Sophie Dulac devrait distribuer l’Ours d’or début 2014

Posté par vincy, le 18 février 2013

Sous quel titre sortira-t-il? Pozitia Copilului en roumain, Child's Pose en anglais, ... La place de l'enfant ou La position de l'enfant en français?  Sophie Dulac distribuera le film de Calin Peter Netzer, qui a reçu l'Ours d'or à Berlin samedi soir. Le drame roumain ne sortira pourtant que début 2014 selon le distributeur.

Le film était l'un des favoris de la critique internationale, si l'on en croit le tableau de Screen International, qui le plaçait derrière le chilien Gloria.

Avec dans le rôle principal Luminita Gheorghiu (Code inconnu, Le temps du loup, La Mort de Dante Lazarescu, 12h08 à l'est de Bucarest, 4 mois 3 semaines 2 jours, Au-delà des collines), et la réputation du réalisateur, sans compter l'intérêt croissant pour le cinéma roumain, le film devrait trouver son public.

Calin Peter Netzer a déjà remporté plusieurs prix pour son premier long métrage Maria (Grand prix à Bratislava, prix spécial du jury à Locarno, prix Europa) et le suivant Médaille d'honneur (prix du public à turin, prix de la critique internationale à Thessalonique, mention spéciale à Miami).

Le film raconte l'histoire d'une mère de famille aisée ultra-possessive qui cherche à protéger et même exempter (avec son argent et ses réseaux) son fils immature, responsable d'un accident de la route mortel.

Un cinéma roumain adoré dans les Festivals, ignoré dans son pays

C'est la première fois qu'un film roumain gagne l'Ours d'or à Berlin. La Berlinale avait cependant récompensé d'un grand prix du jury If I Want to Whistle, I Whistle en 2010. Le cinéma roumain n'a jamais été récompensé par le prix suprême à Venise (Terminus Paradis avait reçu le Grand prix du jury en 1998). En revanche, Cannes avait décerné la prestigieuse Palme d'or à 4 mois 3 semaines 2 jours en 2007.

Cet Ours d'or arrive à point nommé au moment où les réalisateurs roumains souffrent d’un manque sévère de fonds pour monter leurs projets et pour montrer leurs films (la Roumanie compte environ 240 écrans) face à un gouvernement qui cherche à contrôler de plus en plus la production cinématographique.
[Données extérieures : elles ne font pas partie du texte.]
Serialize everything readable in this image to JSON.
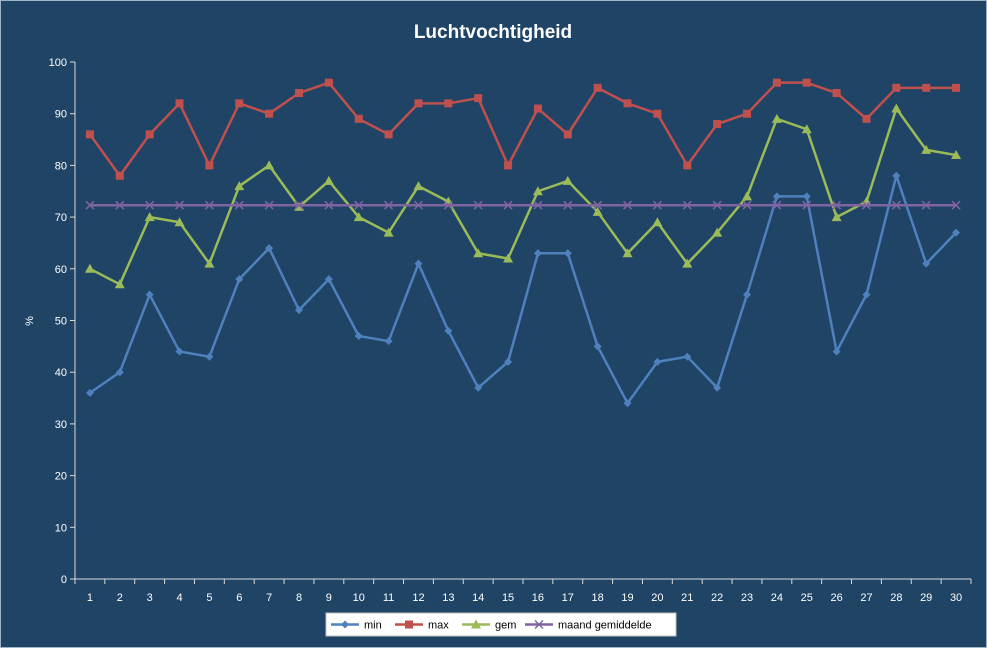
{
  "chart_data": {
    "type": "line",
    "title": "Luchtvochtigheid",
    "xlabel": "",
    "ylabel": "%",
    "ylim": [
      0,
      100
    ],
    "yticks": [
      0,
      10,
      20,
      30,
      40,
      50,
      60,
      70,
      80,
      90,
      100
    ],
    "x": [
      1,
      2,
      3,
      4,
      5,
      6,
      7,
      8,
      9,
      10,
      11,
      12,
      13,
      14,
      15,
      16,
      17,
      18,
      19,
      20,
      21,
      22,
      23,
      24,
      25,
      26,
      27,
      28,
      29,
      30
    ],
    "grid": false,
    "legend": "bottom",
    "series": [
      {
        "name": "min",
        "color": "#4f81bd",
        "marker": "diamond",
        "values": [
          36,
          40,
          55,
          44,
          43,
          58,
          64,
          52,
          58,
          47,
          46,
          61,
          48,
          37,
          42,
          63,
          63,
          45,
          34,
          42,
          43,
          37,
          55,
          74,
          74,
          44,
          55,
          78,
          61,
          67
        ]
      },
      {
        "name": "max",
        "color": "#c0504d",
        "marker": "square",
        "values": [
          86,
          78,
          86,
          92,
          80,
          92,
          90,
          94,
          96,
          89,
          86,
          92,
          92,
          93,
          80,
          91,
          86,
          95,
          92,
          90,
          80,
          88,
          90,
          96,
          96,
          94,
          89,
          95,
          95,
          95
        ]
      },
      {
        "name": "gem",
        "color": "#9bbb59",
        "marker": "triangle",
        "values": [
          60,
          57,
          70,
          69,
          61,
          76,
          80,
          72,
          77,
          70,
          67,
          76,
          73,
          63,
          62,
          75,
          77,
          71,
          63,
          69,
          61,
          67,
          74,
          89,
          87,
          70,
          73,
          91,
          83,
          82
        ]
      },
      {
        "name": "maand gemiddelde",
        "color": "#8064a2",
        "marker": "x",
        "values": [
          72.3,
          72.3,
          72.3,
          72.3,
          72.3,
          72.3,
          72.3,
          72.3,
          72.3,
          72.3,
          72.3,
          72.3,
          72.3,
          72.3,
          72.3,
          72.3,
          72.3,
          72.3,
          72.3,
          72.3,
          72.3,
          72.3,
          72.3,
          72.3,
          72.3,
          72.3,
          72.3,
          72.3,
          72.3,
          72.3
        ]
      }
    ]
  }
}
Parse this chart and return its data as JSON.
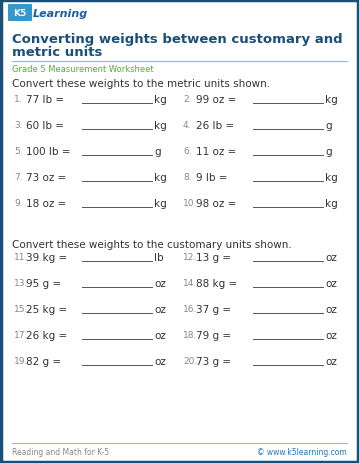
{
  "title_line1": "Converting weights between customary and",
  "title_line2": "metric units",
  "subtitle": "Grade 5 Measurement Worksheet",
  "section1_header": "Convert these weights to the metric units shown.",
  "section2_header": "Convert these weights to the customary units shown.",
  "footer_left": "Reading and Math for K-5",
  "footer_right": "© www.k5learning.com",
  "border_color": "#1a4f7a",
  "title_color": "#1a4f7a",
  "subtitle_color": "#5aaa3a",
  "footer_line_color": "#aaaacc",
  "footer_left_color": "#888888",
  "footer_right_color": "#2277bb",
  "background": "#ffffff",
  "text_color": "#333333",
  "num_color": "#888888",
  "line_color": "#555555",
  "problems_col1": [
    {
      "num": "1.",
      "problem": "77 lb = ",
      "unit": "kg"
    },
    {
      "num": "3.",
      "problem": "60 lb = ",
      "unit": "kg"
    },
    {
      "num": "5.",
      "problem": "100 lb = ",
      "unit": "g"
    },
    {
      "num": "7.",
      "problem": "73 oz = ",
      "unit": "kg"
    },
    {
      "num": "9.",
      "problem": "18 oz = ",
      "unit": "kg"
    }
  ],
  "problems_col2": [
    {
      "num": "2.",
      "problem": "99 oz = ",
      "unit": "kg"
    },
    {
      "num": "4.",
      "problem": "26 lb = ",
      "unit": "g"
    },
    {
      "num": "6.",
      "problem": "11 oz = ",
      "unit": "g"
    },
    {
      "num": "8.",
      "problem": "9 lb = ",
      "unit": "kg"
    },
    {
      "num": "10.",
      "problem": "98 oz = ",
      "unit": "kg"
    }
  ],
  "problems_col3": [
    {
      "num": "11.",
      "problem": "39 kg = ",
      "unit": "lb"
    },
    {
      "num": "13.",
      "problem": "95 g = ",
      "unit": "oz"
    },
    {
      "num": "15.",
      "problem": "25 kg = ",
      "unit": "oz"
    },
    {
      "num": "17.",
      "problem": "26 kg = ",
      "unit": "oz"
    },
    {
      "num": "19.",
      "problem": "82 g = ",
      "unit": "oz"
    }
  ],
  "problems_col4": [
    {
      "num": "12.",
      "problem": "13 g = ",
      "unit": "oz"
    },
    {
      "num": "14.",
      "problem": "88 kg = ",
      "unit": "oz"
    },
    {
      "num": "16.",
      "problem": "37 g = ",
      "unit": "oz"
    },
    {
      "num": "18.",
      "problem": "79 g = ",
      "unit": "oz"
    },
    {
      "num": "20.",
      "problem": "73 g = ",
      "unit": "oz"
    }
  ]
}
Berlin 2013 : le jury de l’OFAJ récompense Zwei Mütter

Posté par kristofy, le 16 février 2013

Durant ce 63e Festival de Berlin, un jury composé de 7 jeunes a été invité par l’Office Franco-Allemand pour la Jeunesse (OFAJ) à se rencontrer et à échanger autour des films de la sélection ‘Perspective Deutsches Kino’ qui privilégie les premiers films de jeunes cinéastes allemands. Le Prix OFAJ – Dialogue en Perspective existe depuis 2004, doté de 5 000 euros (et d’une aide au sous-titrage et à sa diffusion), cette année ils ont été choisis parmi plus de 120 candidatures : 3 jeunes originaires de France, 3 jeunes originaires d’Allemagne, et 1 originaire du Portugual (tous billingue français-allemand). Ce jury OFAJ était présidé par la réalisatrice Emily Atef (de culture à la fois française, allemande et iranienne).
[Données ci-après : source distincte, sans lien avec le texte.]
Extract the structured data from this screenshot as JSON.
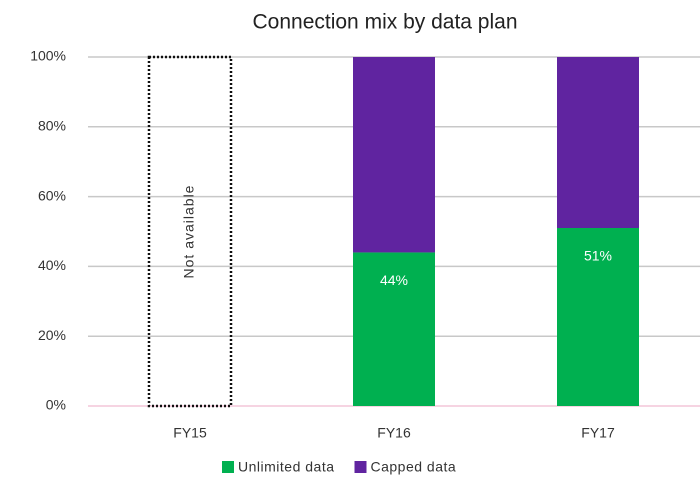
{
  "chart_data": {
    "type": "stacked_bar",
    "title": "Connection mix by data plan",
    "categories": [
      "FY15",
      "FY16",
      "FY17"
    ],
    "series": [
      {
        "name": "Unlimited data",
        "color": "#00b050",
        "values": [
          null,
          44,
          51
        ],
        "value_labels": [
          null,
          "44%",
          "51%"
        ]
      },
      {
        "name": "Capped data",
        "color": "#6024a0",
        "values": [
          null,
          56,
          49
        ]
      }
    ],
    "annotation": "Not available",
    "ylim": [
      0,
      100
    ],
    "yticks": [
      {
        "value": 0,
        "label": "0%"
      },
      {
        "value": 20,
        "label": "20%"
      },
      {
        "value": 40,
        "label": "40%"
      },
      {
        "value": 60,
        "label": "60%"
      },
      {
        "value": 80,
        "label": "80%"
      },
      {
        "value": 100,
        "label": "100%"
      }
    ],
    "grid": true,
    "legend": "bottom"
  }
}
L’objectif est de proposer à de jeunes européens un espace de dialogue autour du 7ème art, et à Berlin en particulier avec le jeune cinéma allemand. Durant quelques jours, nous avons rencontré plusieurs fois ces jeunes jurés dans les salles et entre deux projections. Jorge, 23 ans, est celui qui vient de Lisbonne mais il est en ce moment étudiant à Paris pour un master en communication, il aime autant Godard et Fassbinder que Audrey Estourgo et Jan Raiber : "on a des journées où on voit 5 films, dans le jury chacun donne son avis, on s’est réunis plusieurs fois ensemble pour en débattre. On a tous différentes sensibilités mais aussi des références communes. Notre présidente Emily Atef elle nous écoute, elle demande qu’on argumente, elle pose des questions."
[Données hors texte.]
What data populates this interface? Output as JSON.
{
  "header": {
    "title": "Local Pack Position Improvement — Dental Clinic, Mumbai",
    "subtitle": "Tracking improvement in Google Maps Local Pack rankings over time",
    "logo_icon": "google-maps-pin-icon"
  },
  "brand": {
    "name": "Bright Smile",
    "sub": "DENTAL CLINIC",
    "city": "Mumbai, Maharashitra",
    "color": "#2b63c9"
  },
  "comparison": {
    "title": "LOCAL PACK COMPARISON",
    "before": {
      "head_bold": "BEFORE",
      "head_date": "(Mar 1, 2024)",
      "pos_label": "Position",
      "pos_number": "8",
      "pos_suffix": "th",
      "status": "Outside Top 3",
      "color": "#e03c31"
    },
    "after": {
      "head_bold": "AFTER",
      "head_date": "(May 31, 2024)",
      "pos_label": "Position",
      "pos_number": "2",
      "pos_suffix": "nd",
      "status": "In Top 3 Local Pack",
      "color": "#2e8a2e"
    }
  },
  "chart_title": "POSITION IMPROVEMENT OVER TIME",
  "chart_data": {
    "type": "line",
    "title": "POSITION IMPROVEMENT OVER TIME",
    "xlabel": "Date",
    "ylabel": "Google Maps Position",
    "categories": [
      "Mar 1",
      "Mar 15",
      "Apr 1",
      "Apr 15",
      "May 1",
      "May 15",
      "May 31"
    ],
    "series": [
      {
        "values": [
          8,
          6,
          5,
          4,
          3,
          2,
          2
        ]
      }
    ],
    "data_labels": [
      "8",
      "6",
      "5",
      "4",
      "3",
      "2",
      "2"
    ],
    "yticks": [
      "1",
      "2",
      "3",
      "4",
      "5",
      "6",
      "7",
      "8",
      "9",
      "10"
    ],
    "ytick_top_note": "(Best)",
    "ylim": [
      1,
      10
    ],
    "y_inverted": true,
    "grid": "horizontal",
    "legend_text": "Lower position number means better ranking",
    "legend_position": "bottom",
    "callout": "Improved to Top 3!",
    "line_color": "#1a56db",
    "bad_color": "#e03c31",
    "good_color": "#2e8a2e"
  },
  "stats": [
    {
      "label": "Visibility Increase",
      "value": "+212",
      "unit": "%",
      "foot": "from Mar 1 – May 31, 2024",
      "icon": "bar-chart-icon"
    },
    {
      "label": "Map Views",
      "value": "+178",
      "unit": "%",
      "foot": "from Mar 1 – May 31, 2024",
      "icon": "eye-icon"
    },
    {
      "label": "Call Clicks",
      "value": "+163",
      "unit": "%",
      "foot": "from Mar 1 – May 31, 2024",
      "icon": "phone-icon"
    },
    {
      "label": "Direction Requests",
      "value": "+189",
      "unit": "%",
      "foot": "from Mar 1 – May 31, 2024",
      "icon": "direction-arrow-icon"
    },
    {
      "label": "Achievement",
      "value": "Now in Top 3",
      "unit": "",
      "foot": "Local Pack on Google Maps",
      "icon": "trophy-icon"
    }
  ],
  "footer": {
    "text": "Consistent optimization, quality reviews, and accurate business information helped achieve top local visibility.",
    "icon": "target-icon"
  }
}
Clara, 24 ans, vient de Reims et fait un master d’études cinématographiques, elle s’intéresse à l’enfance dans le cinéma avec Jacques Doillon, Bruno Dumont et Ramon Zürcher : "Emily Atef donne un avis plus appuyé en général que le notre mais elle ne vote pas, les débats sont fructueux, on parle des films de manière large, aussi bien de questions techniques qu'esthétiques".

Un film sur deux femmes amoureuses qui désirent un enfant

Ce prix du jury de l’OFAJ 2013 a donc été remis au film Zwei Mütter (deux mères) : en Allemagne, l'histoire de deux femmes amoureuses (43 et 37 ans) qui pendant plus d'un an vont être confrontées à diverses difficultés dans leur désir d'avoir un enfant (pas de don de sperme aux lesbiennes, inséminations, donneurs à chercher...) et comment tout cela va affecter leur couple. « Le long-métrage d’Anne Zohra Berrached a convaincu le jury tant par son esthétique et son travail sur la forme, que par sa sincérité et la profondeur de son contenu. Le film parvient avec beaucoup de délicatesse à traiter d’un thème politique, sans pour autant chercher à être militant. L’authenticité du jeu des deux actrices principales permet au film de dresser le portrait convaincant d’une relation amoureuse complexe entre deux femmes aspirant à une vie de couple et de famille. En trouvant l’équilibre entre une démarche documentaire et le construction d’une fiction, la réalisatrice parvient de manière très intelligente à ouvrir de nouvelles perspectives où les deux formes trouvent leur place et se conjuguent parfaitement. »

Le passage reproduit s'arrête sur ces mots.